Les jeux de chaires prennent une nouvelle tournure dans cette seconde saison, et deviennent, s’ils étaient déjà une partie importante et déterminante de The Young Pope, le cœur même du récit. Comment proférer un discours qui redonnera foi aux ouailles de plus en plus distantes du saint sanctuaire ? Les questions de croyances personnelles concernant le nouveau patriarche religieux sont de mise, sa position réelle, sa vision de la foi et de la gérance d’une telle mission. On s’interroge de nouveau sur la place du divin, sur le dessein de l’entité déifique qui risque d’aller à contre-courant des décisions des Hommes. En faisant planer sur la société vaticane les menaces de guerres saintes, par des messages et actions venant de combattants musulmans menaçant régulièrement l’équilibre, John Brannox, désormais Jean Paul III, se heurte à un combat bien plus intense, et couvrant de trop nombreux domaines de réflexion, pour lui qui est déjà en proie à de sérieux démons.
La représentation de tous ces déboires, pour s’inclure dans la continuité de The Young Pope, n’hésite jamais à se teinter d’ironie. Comme on le voit dès ce générique où des nonnes en petite tenue s’affolent autour d’une croix dans une ambiance néon feutrée, l’heure est à la décadence, aux coulisses de cette institution soi-disant pieuse mais qui est la porte ouverte à tous les vices. Les thématiques se confondent avec celles de la saison précédente, montrant que les travers de la fausse vertu sont partagés par tous, en toutes circonstances. Des scènes d’une dégénérescence rarement montrée avec autant de panache, dans la lignée de ce que Sorrentino fait de mieux. On rigole face au cynisme des situations, on est apeuré de se dire que tout ce qui est montré révèle une certaine vérité. Il n’est de milieux de pouvoirs sans les auras malsaines qui y font leur affaire.

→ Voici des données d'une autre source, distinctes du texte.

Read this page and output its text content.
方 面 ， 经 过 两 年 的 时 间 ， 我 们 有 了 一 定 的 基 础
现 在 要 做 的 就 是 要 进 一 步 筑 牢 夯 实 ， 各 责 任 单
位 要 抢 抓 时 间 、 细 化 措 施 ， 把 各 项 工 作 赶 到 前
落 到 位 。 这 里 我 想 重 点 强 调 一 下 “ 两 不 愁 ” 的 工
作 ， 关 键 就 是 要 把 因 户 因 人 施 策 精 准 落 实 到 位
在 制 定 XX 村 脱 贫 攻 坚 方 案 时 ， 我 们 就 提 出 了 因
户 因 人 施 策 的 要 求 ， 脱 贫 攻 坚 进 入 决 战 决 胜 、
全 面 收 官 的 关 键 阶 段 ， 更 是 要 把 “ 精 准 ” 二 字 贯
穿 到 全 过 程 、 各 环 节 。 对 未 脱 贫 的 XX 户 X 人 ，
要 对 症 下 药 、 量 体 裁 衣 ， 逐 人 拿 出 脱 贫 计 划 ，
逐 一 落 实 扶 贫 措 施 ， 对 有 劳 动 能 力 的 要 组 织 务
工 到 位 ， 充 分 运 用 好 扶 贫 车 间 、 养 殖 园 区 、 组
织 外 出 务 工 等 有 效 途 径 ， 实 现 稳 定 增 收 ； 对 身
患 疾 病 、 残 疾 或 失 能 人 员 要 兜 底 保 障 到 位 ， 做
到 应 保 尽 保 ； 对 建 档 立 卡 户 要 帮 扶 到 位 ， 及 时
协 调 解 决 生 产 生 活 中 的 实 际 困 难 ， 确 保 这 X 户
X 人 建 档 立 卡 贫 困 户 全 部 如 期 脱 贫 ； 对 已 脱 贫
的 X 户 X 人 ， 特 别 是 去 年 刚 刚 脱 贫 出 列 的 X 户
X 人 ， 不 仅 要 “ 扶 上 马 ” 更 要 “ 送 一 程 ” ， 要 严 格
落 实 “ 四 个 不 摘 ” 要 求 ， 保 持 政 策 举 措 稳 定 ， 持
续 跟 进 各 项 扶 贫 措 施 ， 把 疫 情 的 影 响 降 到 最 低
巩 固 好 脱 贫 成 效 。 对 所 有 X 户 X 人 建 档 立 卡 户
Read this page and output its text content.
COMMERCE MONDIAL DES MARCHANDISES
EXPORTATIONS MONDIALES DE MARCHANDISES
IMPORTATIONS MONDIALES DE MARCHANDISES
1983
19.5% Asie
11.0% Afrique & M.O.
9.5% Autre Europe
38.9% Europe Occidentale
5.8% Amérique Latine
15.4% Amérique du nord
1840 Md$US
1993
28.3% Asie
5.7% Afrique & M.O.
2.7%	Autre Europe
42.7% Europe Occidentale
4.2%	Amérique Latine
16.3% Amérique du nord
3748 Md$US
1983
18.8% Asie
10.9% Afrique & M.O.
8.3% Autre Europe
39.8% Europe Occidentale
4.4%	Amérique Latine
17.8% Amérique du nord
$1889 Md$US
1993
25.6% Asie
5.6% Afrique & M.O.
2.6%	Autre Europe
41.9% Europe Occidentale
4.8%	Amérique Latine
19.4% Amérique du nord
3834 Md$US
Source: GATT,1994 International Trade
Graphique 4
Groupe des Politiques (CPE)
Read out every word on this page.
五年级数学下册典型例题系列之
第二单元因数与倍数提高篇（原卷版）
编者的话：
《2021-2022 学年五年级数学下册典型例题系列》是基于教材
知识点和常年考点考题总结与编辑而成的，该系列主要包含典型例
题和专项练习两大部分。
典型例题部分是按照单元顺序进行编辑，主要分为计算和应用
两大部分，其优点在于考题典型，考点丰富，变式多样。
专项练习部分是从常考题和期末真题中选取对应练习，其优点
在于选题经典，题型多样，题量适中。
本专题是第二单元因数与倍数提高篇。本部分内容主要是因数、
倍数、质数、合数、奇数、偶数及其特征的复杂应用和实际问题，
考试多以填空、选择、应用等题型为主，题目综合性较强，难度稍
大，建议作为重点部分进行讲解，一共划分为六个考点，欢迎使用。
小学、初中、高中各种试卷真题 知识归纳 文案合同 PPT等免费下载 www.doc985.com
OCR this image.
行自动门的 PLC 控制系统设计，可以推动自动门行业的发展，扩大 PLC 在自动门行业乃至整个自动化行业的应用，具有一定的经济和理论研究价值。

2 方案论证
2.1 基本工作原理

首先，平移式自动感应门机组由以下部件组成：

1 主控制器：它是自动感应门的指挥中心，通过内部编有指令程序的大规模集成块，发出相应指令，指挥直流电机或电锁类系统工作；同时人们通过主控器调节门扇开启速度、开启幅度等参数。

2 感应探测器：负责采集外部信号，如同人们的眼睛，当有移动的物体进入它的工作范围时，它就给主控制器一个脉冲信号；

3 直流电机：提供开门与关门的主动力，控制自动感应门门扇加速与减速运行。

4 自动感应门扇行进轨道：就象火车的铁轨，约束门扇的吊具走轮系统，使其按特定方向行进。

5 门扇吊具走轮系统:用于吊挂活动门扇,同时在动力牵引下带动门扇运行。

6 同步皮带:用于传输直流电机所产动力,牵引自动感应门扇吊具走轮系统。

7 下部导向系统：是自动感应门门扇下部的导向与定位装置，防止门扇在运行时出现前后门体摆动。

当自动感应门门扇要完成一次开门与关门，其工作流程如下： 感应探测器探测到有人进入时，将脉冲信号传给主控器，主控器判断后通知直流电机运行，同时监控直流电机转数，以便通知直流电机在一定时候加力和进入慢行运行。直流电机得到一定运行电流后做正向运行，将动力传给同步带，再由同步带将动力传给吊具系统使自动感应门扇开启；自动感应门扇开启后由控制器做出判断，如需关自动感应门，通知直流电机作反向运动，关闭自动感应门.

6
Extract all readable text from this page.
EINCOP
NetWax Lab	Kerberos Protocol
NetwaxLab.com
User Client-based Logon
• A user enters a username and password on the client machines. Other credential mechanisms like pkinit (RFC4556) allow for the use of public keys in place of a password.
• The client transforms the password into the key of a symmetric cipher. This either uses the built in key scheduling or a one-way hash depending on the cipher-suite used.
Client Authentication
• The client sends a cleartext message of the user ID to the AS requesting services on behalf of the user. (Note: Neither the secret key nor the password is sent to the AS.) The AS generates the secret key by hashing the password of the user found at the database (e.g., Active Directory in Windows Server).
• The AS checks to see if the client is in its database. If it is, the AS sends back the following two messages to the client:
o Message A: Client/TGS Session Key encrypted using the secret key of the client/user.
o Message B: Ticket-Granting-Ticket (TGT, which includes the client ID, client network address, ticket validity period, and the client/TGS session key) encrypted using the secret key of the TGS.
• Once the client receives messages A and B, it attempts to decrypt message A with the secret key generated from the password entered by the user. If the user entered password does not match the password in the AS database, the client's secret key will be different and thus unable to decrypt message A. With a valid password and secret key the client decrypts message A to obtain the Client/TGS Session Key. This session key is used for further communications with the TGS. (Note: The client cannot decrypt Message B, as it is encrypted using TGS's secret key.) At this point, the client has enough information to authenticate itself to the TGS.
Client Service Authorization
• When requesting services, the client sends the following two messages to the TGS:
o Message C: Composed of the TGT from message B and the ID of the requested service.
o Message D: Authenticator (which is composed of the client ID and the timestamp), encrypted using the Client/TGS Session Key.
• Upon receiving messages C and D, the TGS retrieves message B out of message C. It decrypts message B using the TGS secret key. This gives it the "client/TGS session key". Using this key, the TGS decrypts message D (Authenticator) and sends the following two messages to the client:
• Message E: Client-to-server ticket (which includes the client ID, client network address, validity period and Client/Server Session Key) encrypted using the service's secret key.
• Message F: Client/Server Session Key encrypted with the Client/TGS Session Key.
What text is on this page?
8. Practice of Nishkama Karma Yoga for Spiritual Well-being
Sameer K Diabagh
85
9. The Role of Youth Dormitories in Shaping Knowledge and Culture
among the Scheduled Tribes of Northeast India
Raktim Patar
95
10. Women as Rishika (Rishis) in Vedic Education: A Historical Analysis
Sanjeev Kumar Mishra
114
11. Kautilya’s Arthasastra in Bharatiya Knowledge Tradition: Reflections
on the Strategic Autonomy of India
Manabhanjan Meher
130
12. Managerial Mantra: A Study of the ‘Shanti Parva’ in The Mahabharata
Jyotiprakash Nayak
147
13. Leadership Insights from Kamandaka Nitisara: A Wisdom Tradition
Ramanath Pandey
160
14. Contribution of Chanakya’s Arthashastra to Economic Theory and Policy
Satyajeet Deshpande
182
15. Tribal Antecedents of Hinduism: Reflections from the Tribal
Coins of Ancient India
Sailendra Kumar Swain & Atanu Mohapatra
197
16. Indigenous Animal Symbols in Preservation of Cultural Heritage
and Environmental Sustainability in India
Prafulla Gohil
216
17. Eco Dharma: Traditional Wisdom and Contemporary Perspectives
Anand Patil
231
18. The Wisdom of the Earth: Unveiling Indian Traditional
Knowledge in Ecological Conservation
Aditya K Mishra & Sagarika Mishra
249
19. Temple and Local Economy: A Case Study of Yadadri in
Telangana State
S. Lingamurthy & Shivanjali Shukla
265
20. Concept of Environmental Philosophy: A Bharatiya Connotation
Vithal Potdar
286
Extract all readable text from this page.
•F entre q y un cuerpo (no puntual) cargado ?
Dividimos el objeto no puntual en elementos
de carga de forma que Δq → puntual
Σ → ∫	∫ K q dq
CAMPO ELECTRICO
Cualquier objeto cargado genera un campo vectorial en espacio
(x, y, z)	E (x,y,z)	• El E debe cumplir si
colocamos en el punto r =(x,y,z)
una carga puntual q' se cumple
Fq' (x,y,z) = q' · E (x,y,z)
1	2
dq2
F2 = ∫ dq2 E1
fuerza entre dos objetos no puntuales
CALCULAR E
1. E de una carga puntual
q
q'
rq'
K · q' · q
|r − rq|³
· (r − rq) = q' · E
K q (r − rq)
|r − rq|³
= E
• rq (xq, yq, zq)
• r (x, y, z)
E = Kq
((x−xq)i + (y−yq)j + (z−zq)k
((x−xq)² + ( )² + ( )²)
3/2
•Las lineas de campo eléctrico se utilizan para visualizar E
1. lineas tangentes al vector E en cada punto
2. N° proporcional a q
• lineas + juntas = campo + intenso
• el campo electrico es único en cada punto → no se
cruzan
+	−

Les réflexions sur le divin s’offrent évidemment un retour, notamment lorsque les signes d’un regain de santé progressif chez Pie XIII commencent à affoler les pontes. Comment réagir si ce dernier se réveille de son coma ? Comment réussir à imposer le nouveau Pape pour qu’à son réveil, les fidèles ne le voient plus comme un souverain devant regagner sa place ? Une Providence quand les multiples greffes n’ayant pris se retrouvent obsolètes face à un Lenny qui renaît de ses cendres. Une échéance toujours approchante, qui force les jeux de pouvoir à s’accélérer, et prendre des décisions radicales.
Plus que jamais, Sorrentino joue avec l’iconique. Il magnifie les personnages empreints de pureté d’esprit, pour que nous apparaissent encore plus malsains les magouilleurs. Dans une mise en scène et un rythme plus calme encore, il glorifie ces espaces immenses, dénués de vies, contrastant avec les lieux où ces dernières s’amenuisent, tous clos, étouffants. Les deux saisons se répondent, jouent des mêmes thématiques avec des variations de ton, l’une hurlant ce que l’autre chuchote.
Si les guerres de religions s’amorcent dans ce récit, et que le catholicisme doit réfléchir à des actions concrètes pour affirmer que sa fragilité ressentie par tous n’est qu’illusion, et qu’il est toujours doté de sa force d’antan, le véritable conflit reste toujours le même : le rassemblement commun face aux enjeux individualistes. Quelles sont les positions à prendre sur les sujets les plus houleux suscitant le débat ? Quelle catégorie de fidèles doit-on flouer pour que l’autre soit un atout plus puissant encore ? Quelles décisions prises par ce Pape instable doivent être révolues, ou au contraire fortifiées, pour amener l’unité ? Une preuve qu’il y a encore nombre de choses à dire sur cet univers passionnant, et tant de questions que Sorrentino s’amuse à laisser en suspens. À l’heure actuelle, aucune confirmation de suite n’a été évoquée, il ne nous reste qu’à croiser les doigts, et les chapelets.
The New Pope, série de Paolo Sorrentino. Avec John Malkovich, Sharon Stone, Marilyn Manson… 9 épisodes.